The first use of NC to get a remote computer's Shell, of course, this Shell of permissions is limited. Now we run the elevated command“ms05012.exe "c:\windows\system32\webfldrs.msi" "net localgroup administrators yonghu /add"”with. When the tooltip command is executed successfully, we got a name for the“yonghu”administrator account.
Here to remind everyone about it, regardless of whether the remote system is and what version you do not perform and activate the“cmd.exe”it. Because if you run this command, it will be in the remote computer's desktop to bring up a Command Prompt window, this will cause the remote user alert. At the same time, the execution of the command is not too long, generally download the file, add the user these commands can be successfully executed.

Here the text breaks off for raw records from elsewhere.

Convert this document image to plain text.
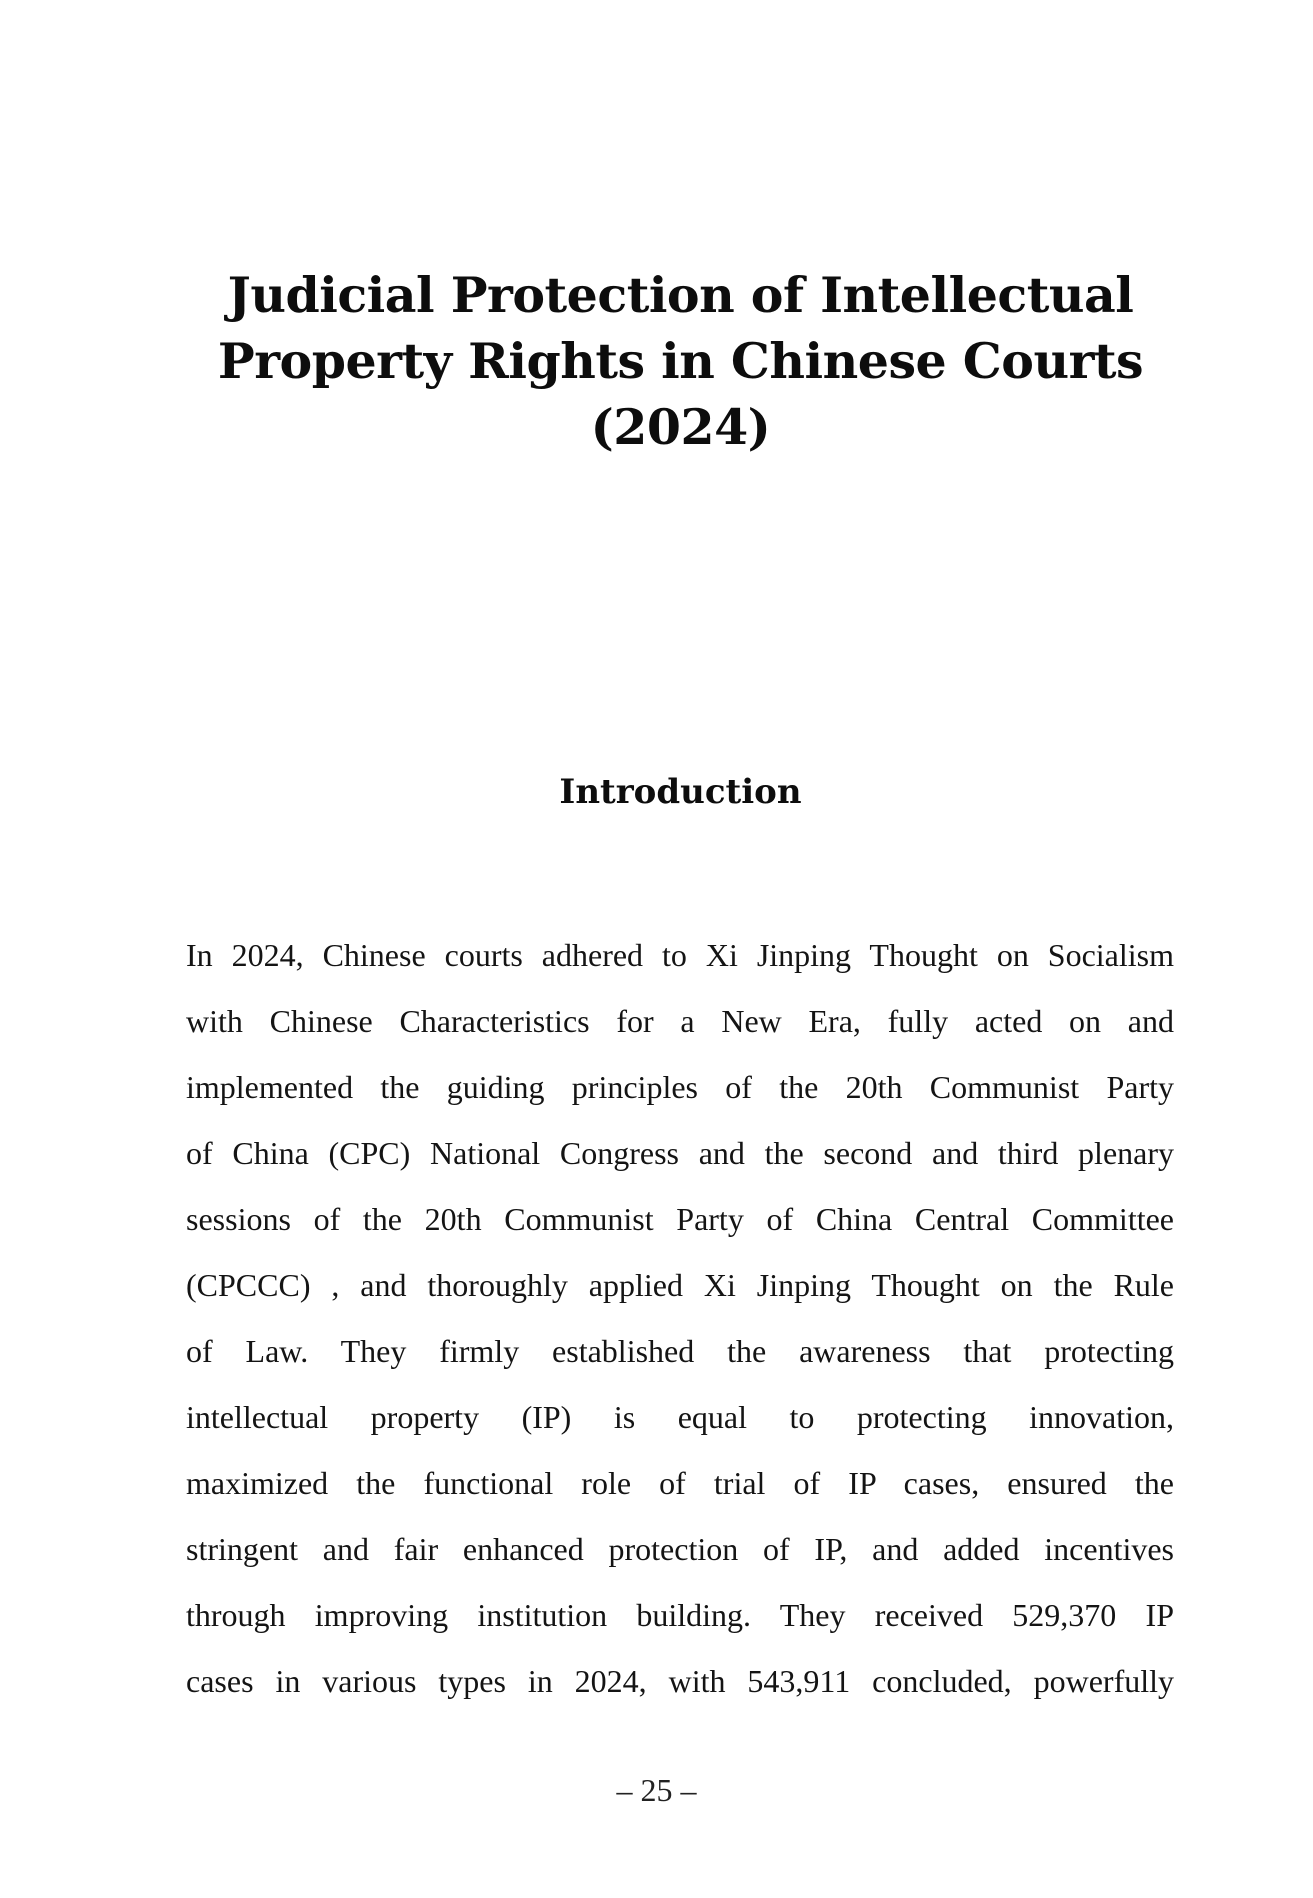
Judicial Protection of Intellectual
Property Rights in Chinese Courts
(2024)
Introduction
In 2024, Chinese courts adhered to Xi Jinping Thought on Socialism
with Chinese Characteristics for a New Era, fully acted on and
implemented the guiding principles of the 20th Communist Party
of China (CPC) National Congress and the second and third plenary
sessions of the 20th Communist Party of China Central Committee
(CPCCC) , and thoroughly applied Xi Jinping Thought on the Rule
of Law. They firmly established the awareness that protecting
intellectual property (IP) is equal to protecting innovation,
maximized the functional role of trial of IP cases, ensured the
stringent and fair enhanced protection of IP, and added incentives
through improving institution building. They received 529,370 IP
cases in various types in 2024, with 543,911 concluded, powerfully
– 25 –
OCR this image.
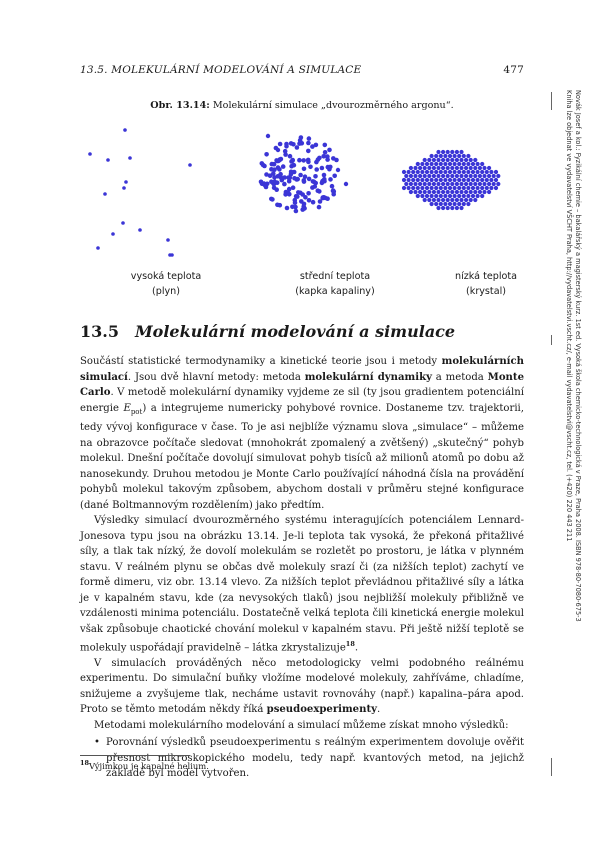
13.5. MOLEKULÁRNÍ MODELOVÁNÍ A SIMULACE	477
Obr. 13.14: Molekulární simulace „dvourozměrného argonu“.
vysoká teplota
(plyn)
střední teplota
(kapka kapaliny)
nízká teplota
(krystal)
13.5 Molekulární modelování a simulace

Součástí statistické termodynamiky a kinetické teorie jsou i metody molekulárních simulací. Jsou dvě hlavní metody: metoda molekulární dynamiky a metoda Monte Carlo. V metodě molekulární dynamiky vyjdeme ze sil (ty jsou gradientem potenciální energie $E_{pot}$) a integrujeme numericky pohybové rovnice. Dostaneme tzv. trajektorii, tedy vývoj konfigurace v čase. To je asi nejblíže významu slova „simulace“ – můžeme na obrazovce počítače sledovat (mnohokrát zpomalený a zvětšený) „skutečný“ pohyb molekul. Dnešní počítače dovolují simulovat pohyb tisíců až milionů atomů po dobu až nanosekundy. Druhou metodou je Monte Carlo používající náhodná čísla na provádění pohybů molekul takovým způsobem, abychom dostali v průměru stejné konfigurace (dané Boltmannovým rozdělením) jako předtím.

Výsledky simulací dvourozměrného systému interagujících potenciálem Lennard-Jonesova typu jsou na obrázku 13.14. Je-li teplota tak vysoká, že překoná přitažlivé síly, a tlak tak nízký, že dovolí molekulám se rozletět po prostoru, je látka v plynném stavu. V reálném plynu se občas dvě molekuly srazí či (za nižších teplot) zachytí ve formě dimeru, viz obr. 13.14 vlevo. Za nižších teplot převládnou přitažlivé síly a látka je v kapalném stavu, kde (za nevysokých tlaků) jsou nejbližší molekuly přibližně ve vzdálenosti minima potenciálu. Dostatečně velká teplota čili kinetická energie molekul však způsobuje chaotické chování molekul v kapalném stavu. Při ještě nižší teplotě se molekuly uspořádají pravidelně – látka zkrystalizuje$^{18}$.

V simulacích prováděných něco metodologicky velmi podobného reálnému experimentu. Do simulační buňky vložíme modelové molekuly, zahříváme, chladíme, snižujeme a zvyšujeme tlak, necháme ustavit rovnováhy (např.) kapalina–pára apod. Proto se těmto metodám někdy říká pseudoexperimenty.

Metodami molekulárního modelování a simulací můžeme získat mnoho výsledků:

• Porovnání výsledků pseudoexperimentu s reálným experimentem dovoluje ověřit přesnost mikroskopického modelu, tedy např. kvantových metod, na jejichž základě byl model vytvořen.
$^{18}$Výjimkou je kapalné helium.
Novák Josef a kol.: Fyzikální chemie – bakalářský a magisterský kurz. 1st ed. Vysoká škola chemicko-technologická v Praze, Praha 2008. ISBN 978-80-7080-675-3
Kniha lze objednat ve vydavatelství VŠCHT Praha, http://vydavatelstvi.vscht.cz/, e-mail vydavatelstvi@vscht.cz, tel. (+420) 220 443 211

The reason we want to conduct a remote elevated operation, mainly in order to be able to upload some having a remote control function of the program, so that we can easily remote to control the system. A remote elevation of Privilege complete, we can use FTP command to upload our remote control program.
In order to prevent the vulnerability of the users of the system hazards, the user or quickly installed by Microsoft's vulnerability patch, so as to effectively prevent vulnerability to hazards.
Prevention methods:for this exploit to be preventive, the most simple is also the most secure way is to installed as soon as possible Microsoft introduced the security patch(download address:http://www. microsoft. com/china/technet/security/bulletin/ms05-0 1 2. mspx) is.
Tip:what are the permissions
In the computer of the application process, we often can see the“permissions”of the word, especially Windows 2 0 0 0/XP are more and more users use later. What exactly is permission? The Windows System of privileges is based on the different levels of user rights allocation and limitations of the method. In Windows 2 0 0 0/XP system, the permissions are divided into seven categories, including:full control, modify, read and run, List Folder Contents, read, write, special permissions. Wherein the full control including the six other permissions, as long as it is equal to the simultaneously with six other permissions in the system, only administrators have thus the highest authority.